Ein weiteres Rätsel betrifft die unteren Wolken. Eine Untergruppe von Wolkenpartikeln, die größer als 7 µm sind, ist unbekannt. Erschwerend kommt hinzu, dass einige von ihnen nicht rund sind. Das wissen wir von der NASA-Mission Pioneer Venus. Da die Partikel, sogenannte Mode-3-Partikel, nicht kugelförmig sind, können sie keine Flüssigkeitströpfchen sein.

„Die Natur und Zusammensetzung der Mode-3-Partikel wird anhand der derzeit vorliegenden Daten diskutiert“, schreiben die Autoren und machen damit deutlich, dass wir mehr Daten von einer modernen Mission benötigen.

Einige haben vorgeschlagen, dass es sich bei den Partikeln um Schwefelsäure handeln könnte, aber die Autoren sagen, dass die Daten dies ausschließen.

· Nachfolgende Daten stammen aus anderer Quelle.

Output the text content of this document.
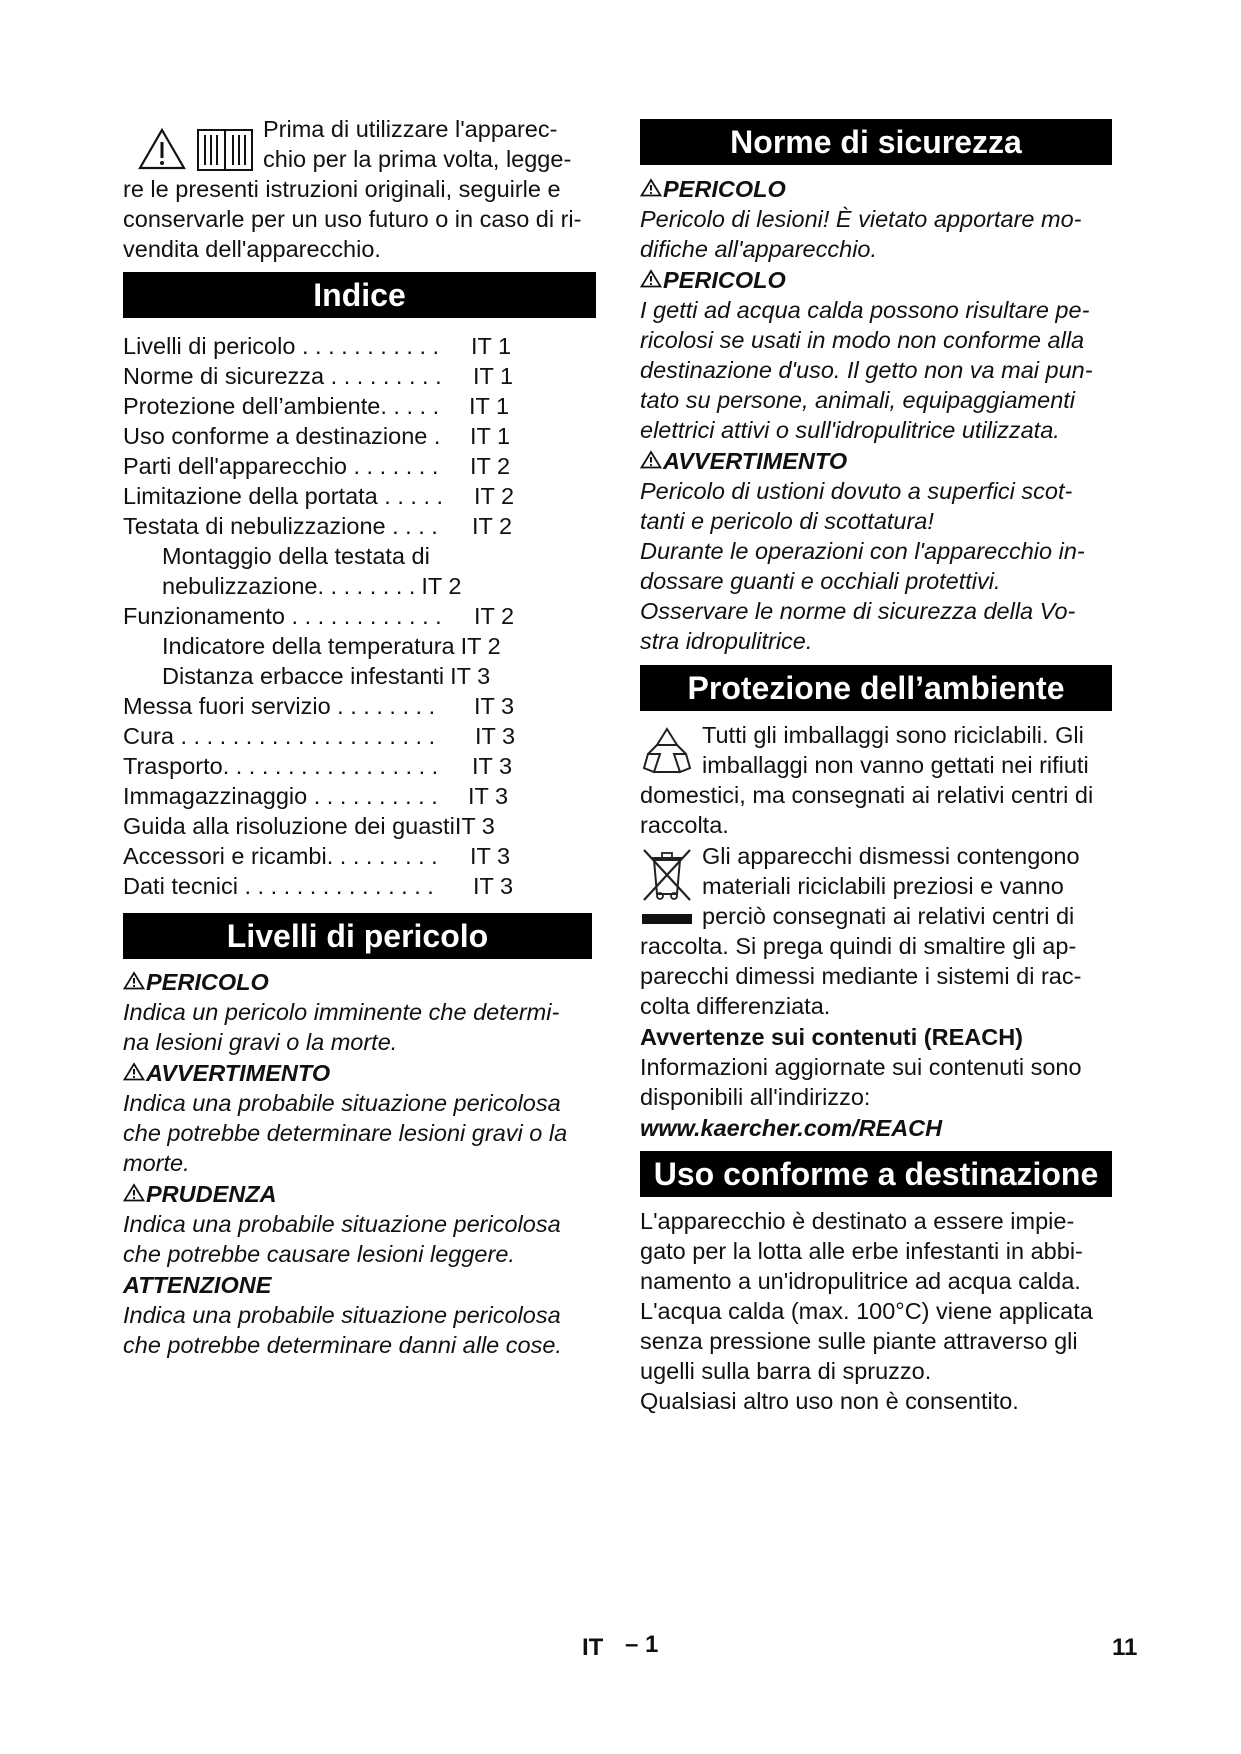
Prima di utilizzare l'apparec-
chio per la prima volta, legge-
re le presenti istruzioni originali, seguirle e
conservarle per un uso futuro o in caso di ri-
vendita dell'apparecchio.
Indice
Livelli di pericolo . . . . . . . . . . . IT 1
Norme di sicurezza . . . . . . . . . IT 1
Protezione dell’ambiente. . . . . IT 1
Uso conforme a destinazione . IT 1
Parti dell'apparecchio . . . . . . . IT 2
Limitazione della portata . . . . . IT 2
Testata di nebulizzazione . . . . IT 2
Montaggio della testata di
nebulizzazione. . . . . . . . IT 2
Funzionamento . . . . . . . . . . . . IT 2
Indicatore della temperatura IT 2
Distanza erbacce infestanti IT 3
Messa fuori servizio . . . . . . . . IT 3
Cura . . . . . . . . . . . . . . . . . . . . IT 3
Trasporto. . . . . . . . . . . . . . . . . IT 3
Immagazzinaggio . . . . . . . . . . IT 3
Guida alla risoluzione dei guastiIT 3
Accessori e ricambi. . . . . . . . . IT 3
Dati tecnici . . . . . . . . . . . . . . . IT 3
Livelli di pericolo
PERICOLO
Indica un pericolo imminente che determi-
na lesioni gravi o la morte.
AVVERTIMENTO
Indica una probabile situazione pericolosa
che potrebbe determinare lesioni gravi o la
morte.
PRUDENZA
Indica una probabile situazione pericolosa
che potrebbe causare lesioni leggere.
ATTENZIONE
Indica una probabile situazione pericolosa
che potrebbe determinare danni alle cose.
Norme di sicurezza
PERICOLO
Pericolo di lesioni! È vietato apportare mo-
difiche all'apparecchio.
PERICOLO
I getti ad acqua calda possono risultare pe-
ricolosi se usati in modo non conforme alla
destinazione d'uso. Il getto non va mai pun-
tato su persone, animali, equipaggiamenti
elettrici attivi o sull'idropulitrice utilizzata.
AVVERTIMENTO
Pericolo di ustioni dovuto a superfici scot-
tanti e pericolo di scottatura!
Durante le operazioni con l'apparecchio in-
dossare guanti e occhiali protettivi.
Osservare le norme di sicurezza della Vo-
stra idropulitrice.
Protezione dell’ambiente
Tutti gli imballaggi sono riciclabili. Gli
imballaggi non vanno gettati nei rifiuti
domestici, ma consegnati ai relativi centri di
raccolta.
Gli apparecchi dismessi contengono
materiali riciclabili preziosi e vanno
perciò consegnati ai relativi centri di
raccolta. Si prega quindi di smaltire gli ap-
parecchi dimessi mediante i sistemi di rac-
colta differenziata.
Avvertenze sui contenuti (REACH)
Informazioni aggiornate sui contenuti sono
disponibili all'indirizzo:
www.kaercher.com/REACH
Uso conforme a destinazione
L'apparecchio è destinato a essere impie-
gato per la lotta alle erbe infestanti in abbi-
namento a un'idropulitrice ad acqua calda.
L'acqua calda (max. 100°C) viene applicata
senza pressione sulle piante attraverso gli
ugelli sulla barra di spruzzo.
Qualsiasi altro uso non è consentito.
IT – 1	11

Wenn es sich nicht um Schwefelsäure handelt, spricht das für die Idee, dass Leben in den Wolken fortbestehen könnte. „Dieses Ergebnis könnte auf eine unbekannte Chemie hinweisen und ist faszinierend im Hinblick auf das mögliche Vorhandensein von ‚Leben, wie wir es kennen‘, das einer Umgebung mit konzentrierter Schwefelsäure nicht standhalten kann“, erklären die Autoren.

Es ist jedoch zu beachten, dass nicht alle Wissenschaftler der Meinung sind, dass die großen Partikel überhaupt existieren und dass stattdessen Kalibrierungsfehler für ihre Entdeckung verantwortlich sein könnten.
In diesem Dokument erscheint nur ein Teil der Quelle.